On 7/25 we had yet another vegan supper at Packsun, small and pleasant.
Owner Khokon is an inspiring kitchen artist. I love how quickly he assimilated the no-oil vegan cooking style. It is becoming an integral part of his repertoire. He nicely asked us how hot we wanted it on a scale from 1-10 and we chose 7.
This time we had a salad with cucumber, blackeyed peas, garlic, spices including some kardamom, salt, pepper and chili, and lemon juice. Simple, brilliant and refreshing.
Our main dish was some fresh okra, cooked with onions, garlic, chili.
Next to the okra there was a vegetable stew based on onions, garlic, chili, with potatoes, cauliflower, water squash, with cumin, turmeric, and kardamom.
All of that, combined with basmati rice managed to be simultaneously light tasting, but filling.
The conversation was lovely. One of the people who stopped in was a diabetic following the typical ADA diet, but who was getting interested in the idea of a #WFPB diet. Undoubtedly, a growing number of diabetics are able to get off meds, and at least substantially reduce insulin needs with a #WFPB diet. Food for thought. Here is some inspiration on the topic from Dr. John McDougall:
It is only to be hoped that the Bronx #not62 campaign will start to promote the whole foods plant-based lifestyle more, for it could make a huge difference in health outcomes in our borough.

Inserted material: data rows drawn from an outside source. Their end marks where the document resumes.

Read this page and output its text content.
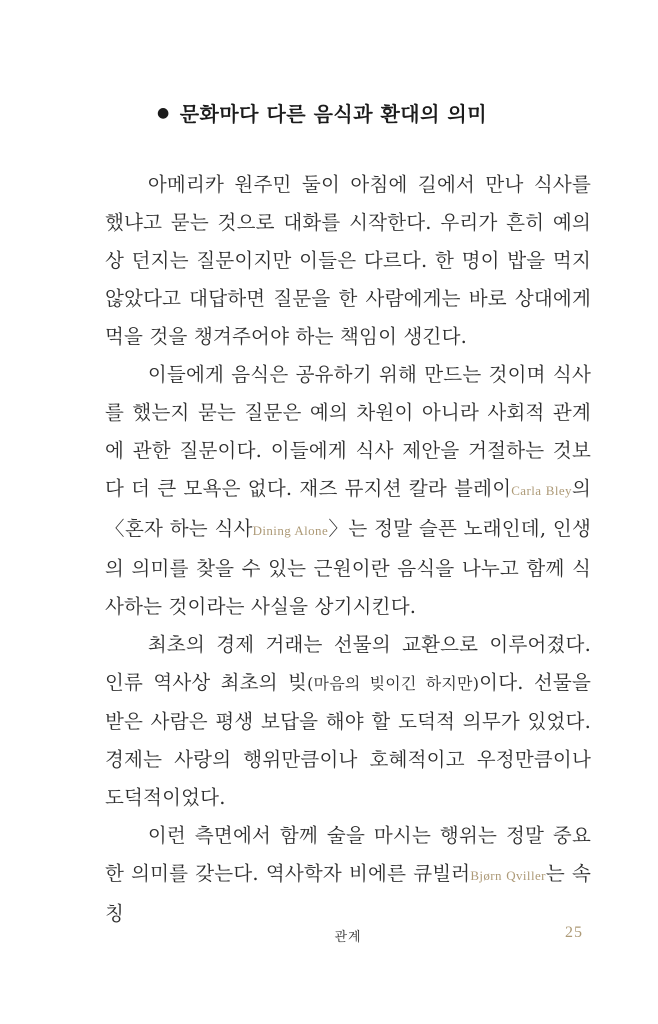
● 문화마다 다른 음식과 환대의 의미

아메리카 원주민 둘이 아침에 길에서 만나 식사를 했냐고 묻는 것으로 대화를 시작한다. 우리가 흔히 예의상 던지는 질문이지만 이들은 다르다. 한 명이 밥을 먹지 않았다고 대답하면 질문을 한 사람에게는 바로 상대에게 먹을 것을 챙겨주어야 하는 책임이 생긴다.

이들에게 음식은 공유하기 위해 만드는 것이며 식사를 했는지 묻는 질문은 예의 차원이 아니라 사회적 관계에 관한 질문이다. 이들에게 식사 제안을 거절하는 것보다 더 큰 모욕은 없다. 재즈 뮤지션 칼라 블레이Carla Bley의 〈혼자 하는 식사Dining Alone〉는 정말 슬픈 노래인데, 인생의 의미를 찾을 수 있는 근원이란 음식을 나누고 함께 식사하는 것이라는 사실을 상기시킨다.

최초의 경제 거래는 선물의 교환으로 이루어졌다. 인류 역사상 최초의 빚(마음의 빚이긴 하지만)이다. 선물을 받은 사람은 평생 보답을 해야 할 도덕적 의무가 있었다. 경제는 사랑의 행위만큼이나 호혜적이고 우정만큼이나 도덕적이었다.

이런 측면에서 함께 술을 마시는 행위는 정말 중요한 의미를 갖는다. 역사학자 비에른 큐빌러Bjørn Qviller는 속칭

관계	25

"Vegan" is more a sociological term, designating people who don't eat (or use) animal products, and that could be for environmental, ethical, animal welfare or health reasons. But, "no meat"is not nutrition. Potato chips and coke might be vegan, it is not nutritious. The Whole Foods Plant-Based diet, without added Sugar, Oil or Salt (SOS), is the nutritionally sound basis for a healthy vegan lifestyle. The focus is on #WFPB without SOS, based on the work of T. Colin Campbell in The China Study.